If either of the bills pass, the ACLU has already made it clear that they would overturn the bans in court.

Despite the increase in LGBTQ+ rights awareness that President Biden has brought to his role, state justice systems are still attempting to pass anti-trans legislation.

Lawmakers in both South Dakota and Montana recently passed a pair of bills, respectively: one that world restrict the ability for trans people to correct their birth certificate, and one that would prevent trans athletes from playing on the school sports teams that align with their gender.

South Dakota’s bill, BH 1076, was killed in the Health and Human Services Committee and thought to be out of the picture. However, due to a “smoke out,” which is when a vote is overridden by a third of the chamber voting to bring a piece of policy to the floor, it was passed in the state House 39-31 and heads next to the Senate Health and Human Services committee, where it’s likely to pass thanks to a Republican majority.

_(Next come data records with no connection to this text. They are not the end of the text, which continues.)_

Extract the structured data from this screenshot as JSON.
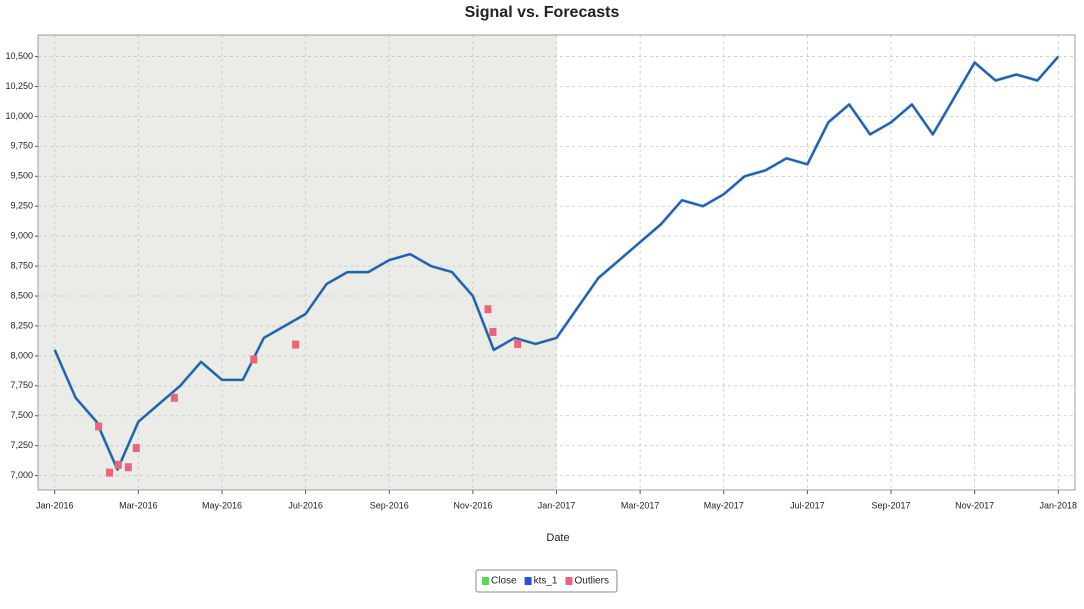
{
  "chart_data": {
    "type": "line",
    "title": "Signal vs. Forecasts",
    "x_label": "Date",
    "xlim": [
      -0.4,
      24.4
    ],
    "xticks": [
      {
        "value": 0,
        "label": "Jan-2016"
      },
      {
        "value": 2,
        "label": "Mar-2016"
      },
      {
        "value": 4,
        "label": "May-2016"
      },
      {
        "value": 6,
        "label": "Jul-2016"
      },
      {
        "value": 8,
        "label": "Sep-2016"
      },
      {
        "value": 10,
        "label": "Nov-2016"
      },
      {
        "value": 12,
        "label": "Jan-2017"
      },
      {
        "value": 14,
        "label": "Mar-2017"
      },
      {
        "value": 16,
        "label": "May-2017"
      },
      {
        "value": 18,
        "label": "Jul-2017"
      },
      {
        "value": 20,
        "label": "Sep-2017"
      },
      {
        "value": 22,
        "label": "Nov-2017"
      },
      {
        "value": 24,
        "label": "Jan-2018"
      }
    ],
    "ylim": [
      6880,
      10680
    ],
    "yticks": [
      {
        "value": 7000,
        "label": "7,000"
      },
      {
        "value": 7250,
        "label": "7,250"
      },
      {
        "value": 7500,
        "label": "7,500"
      },
      {
        "value": 7750,
        "label": "7,750"
      },
      {
        "value": 8000,
        "label": "8,000"
      },
      {
        "value": 8250,
        "label": "8,250"
      },
      {
        "value": 8500,
        "label": "8,500"
      },
      {
        "value": 8750,
        "label": "8,750"
      },
      {
        "value": 9000,
        "label": "9,000"
      },
      {
        "value": 9250,
        "label": "9,250"
      },
      {
        "value": 9500,
        "label": "9,500"
      },
      {
        "value": 9750,
        "label": "9,750"
      },
      {
        "value": 10000,
        "label": "10,000"
      },
      {
        "value": 10250,
        "label": "10,250"
      },
      {
        "value": 10500,
        "label": "10,500"
      }
    ],
    "grid": true,
    "shaded_range": [
      -0.4,
      12
    ],
    "legend": "bottom",
    "x": [
      0,
      0.5,
      1,
      1.5,
      2,
      2.5,
      3,
      3.5,
      4,
      4.5,
      5,
      5.5,
      6,
      6.5,
      7,
      7.5,
      8,
      8.5,
      9,
      9.5,
      10,
      10.5,
      11,
      11.5,
      12,
      12.5,
      13,
      13.5,
      14,
      14.5,
      15,
      15.5,
      16,
      16.5,
      17,
      17.5,
      18,
      18.5,
      19,
      19.5,
      20,
      20.5,
      21,
      21.5,
      22,
      22.5,
      23,
      23.5,
      24
    ],
    "series": [
      {
        "name": "Close",
        "color": "#5fd35f",
        "values": [
          8050,
          7650,
          7450,
          7050,
          7450,
          7600,
          7750,
          7950,
          7800,
          7800,
          8150,
          8250,
          8350,
          8600,
          8700,
          8700,
          8800,
          8850,
          8750,
          8700,
          8500,
          8050,
          8150,
          8100,
          8150,
          8400,
          8650,
          8800,
          8950,
          9100,
          9300,
          9250,
          9350,
          9500,
          9550,
          9650,
          9600,
          9950,
          10100,
          9850,
          9950,
          10100,
          9850,
          10150,
          10450,
          10300,
          10350,
          10300,
          10500
        ]
      },
      {
        "name": "kts_1",
        "color": "#2b4fd8",
        "values": [
          8050,
          7650,
          7450,
          7050,
          7450,
          7600,
          7750,
          7950,
          7800,
          7800,
          8150,
          8250,
          8350,
          8600,
          8700,
          8700,
          8800,
          8850,
          8750,
          8700,
          8500,
          8050,
          8150,
          8100,
          8150,
          8400,
          8650,
          8800,
          8950,
          9100,
          9300,
          9250,
          9350,
          9500,
          9550,
          9650,
          9600,
          9950,
          10100,
          9850,
          9950,
          10100,
          9850,
          10150,
          10450,
          10300,
          10350,
          10300,
          10500
        ]
      },
      {
        "name": "Outliers",
        "color": "#e8657a",
        "marker": "square",
        "x": [
          1.05,
          1.31,
          1.52,
          1.76,
          1.95,
          2.86,
          4.76,
          5.76,
          10.36,
          10.48,
          11.07
        ],
        "values": [
          7410,
          7025,
          7090,
          7070,
          7230,
          7650,
          7970,
          8095,
          8390,
          8200,
          8100
        ]
      }
    ]
  }
}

In Montana, the Senate is preparing to discuss HB 112, which would force trans student athletes to compete on teams according to “biological sex.” It’s been met with widespread opposition; over 150 local and national companies even signed a letter opposing the bill. While it was approved in the House by a wide majority — 61-38 — and despite Montana’s house also holding a Republican majority, there is some speculation that lawmakers may decide to reject the bill. HB 113, a different anti-trans bill that would have banned doctors from offering gender-affirming care to trans minors, was recently passed and then killed when five Republicans reversed their votes the next day.

If either of the bills pass, the ACLU has already made it clear that they would overturn the bans in court. They did so recently after Idaho passed an anti-trans birth certificate policy and sports bill the day before the International Trans Day of Remembrance last year. The legal group was able to successfully lobby for a pair of preliminary injunctions, which blocked the state from enforcing either law.